Fifteen RCTs (1,310 participants) were included in the review.
Internalising outcomes: Overall there was a significant reduction in anxiety and depression following treatment of internalising disorders compared to placebo (effect size 0.32, 95% CI 0.17 to 0.47). There was no evidence of statistical heterogeneity for this analysis (I2=8%). Subgroup analysis reported a larger effect size for CBT than for pharmacological treatment (p=0.032) and for treatment of anxiety compared with depression (p=0.044). There was evidence of significant publication bias (p<0.05) and the trim-and-fill analysis estimated that the degree of bias was small.
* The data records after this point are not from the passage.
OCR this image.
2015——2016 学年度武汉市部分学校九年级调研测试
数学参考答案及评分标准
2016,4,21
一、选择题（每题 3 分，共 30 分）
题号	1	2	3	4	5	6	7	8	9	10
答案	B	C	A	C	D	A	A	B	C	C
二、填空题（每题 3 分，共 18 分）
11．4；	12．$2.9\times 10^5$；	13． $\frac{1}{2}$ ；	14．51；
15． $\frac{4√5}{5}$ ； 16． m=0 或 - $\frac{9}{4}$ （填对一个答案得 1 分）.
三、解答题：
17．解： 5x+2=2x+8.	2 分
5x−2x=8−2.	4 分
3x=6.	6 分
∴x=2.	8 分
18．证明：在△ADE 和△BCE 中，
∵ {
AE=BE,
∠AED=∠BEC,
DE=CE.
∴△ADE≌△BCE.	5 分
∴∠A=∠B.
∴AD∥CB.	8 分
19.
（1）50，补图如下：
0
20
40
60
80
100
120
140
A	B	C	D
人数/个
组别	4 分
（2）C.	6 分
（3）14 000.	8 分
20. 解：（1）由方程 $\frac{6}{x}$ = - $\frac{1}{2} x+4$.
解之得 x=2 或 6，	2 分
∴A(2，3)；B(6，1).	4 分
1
Alcohol outcomes: Treatment of internalising symptoms significantly improved overall alcohol use (effect size 0.22, 95% CI 0.02 to 0.42), frequency (effect size 0.34, 95% CI 0.13 to 0.56) and quantity (effect size 0.36, 95% CI 0.16 to 0.56), but had no significant effect on abstinence or intensity. Heterogeneity was significant for the analysis of intensity (I2=53%). Subgroup analysis found no significant differences for alcohol outcomes for CBT compared with pharmacological treatment, anxiety compared with depression and for larger effect sizes compared with smaller effect sizes for internalising outcome. There was no evidence of publication bias.